Competitors buying credits arguably had more to do with Tesla’s 1H profit than the company’s operations. As was the case in 1Q, Tesla’s regulatory credit revenue — $428 million that essentially has no cost associated with it — was more than the net, pretax and operating income and free cash flow for the period.

— Kevin Tynan, global autos analyst

Click here to read the research

The value of those credit sales has been growing, rising from $354 million in the first quarter and $133 million in the last three months of last year. Chief Financial Officer Zachary Kirkhorn said he expects revenue from regulatory credits to double this year from 2019, but that those benefits will fade over time as other automakers ramp up production of their own battery-powered vehicles.

Global Push

Tesla is speedily transitioning into a global manufacturer, with the addition of a new plant in Shanghai last year, a ground breaking in Germany earlier this year and the decision to expand U.S. capacity with the factory in Texas. Tesla said construction for Model Y lines in the Shanghai factory is progressing as planned, with first deliveries expected in 2021.

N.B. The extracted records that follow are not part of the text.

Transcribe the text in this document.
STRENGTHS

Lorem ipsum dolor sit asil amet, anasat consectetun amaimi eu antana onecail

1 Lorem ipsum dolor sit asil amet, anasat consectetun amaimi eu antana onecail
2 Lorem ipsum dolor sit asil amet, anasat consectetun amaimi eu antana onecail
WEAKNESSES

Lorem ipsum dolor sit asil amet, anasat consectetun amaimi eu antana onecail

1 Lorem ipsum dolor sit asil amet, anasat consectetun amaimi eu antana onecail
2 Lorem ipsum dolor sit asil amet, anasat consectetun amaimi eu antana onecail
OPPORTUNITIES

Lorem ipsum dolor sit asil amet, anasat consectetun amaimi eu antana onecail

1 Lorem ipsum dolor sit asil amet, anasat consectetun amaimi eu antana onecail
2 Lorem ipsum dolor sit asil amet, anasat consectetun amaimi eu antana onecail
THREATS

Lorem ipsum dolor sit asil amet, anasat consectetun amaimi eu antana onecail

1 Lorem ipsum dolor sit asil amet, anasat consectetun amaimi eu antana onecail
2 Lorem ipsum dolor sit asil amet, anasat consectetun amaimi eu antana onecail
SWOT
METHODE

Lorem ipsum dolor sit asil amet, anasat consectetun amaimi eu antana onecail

Musk said demand for Tesla models exceeds supply and that the company’s biggest problem is resolving supply chain snafus.

While sales of electric vehicles still account for just a fraction of new-car sales, Tesla has built a commanding lead in the fast-growing market. Global EV sales exceeded 2.1 million vehicles last year, less than 3% of overall car sales but a 40% increase over 2018, according to the International Energy Agency.

The Texas plant will allow it expand production in the U.S. — still its largest market — as it seeks to expand its product lineup and maintain its advantage over a growing number of rival automakers with EVs. Tesla told local officials in Texas it wanted to start construction in the third quarter of this year on a 4 million to 5 million-square-foot plant that will employ 5,000 workers.

The earnings give ammunition to Tesla’s investor base and run counter to warnings from short sellers and other critics who doubted the company could emerge from its era of losses.

Musk said Wednesday that he aims to remain in the black, but not at the expense of sales growth and vehicle affordability. “We need to not go bankrupt, but we’re not trying to be super profitable either,” he said.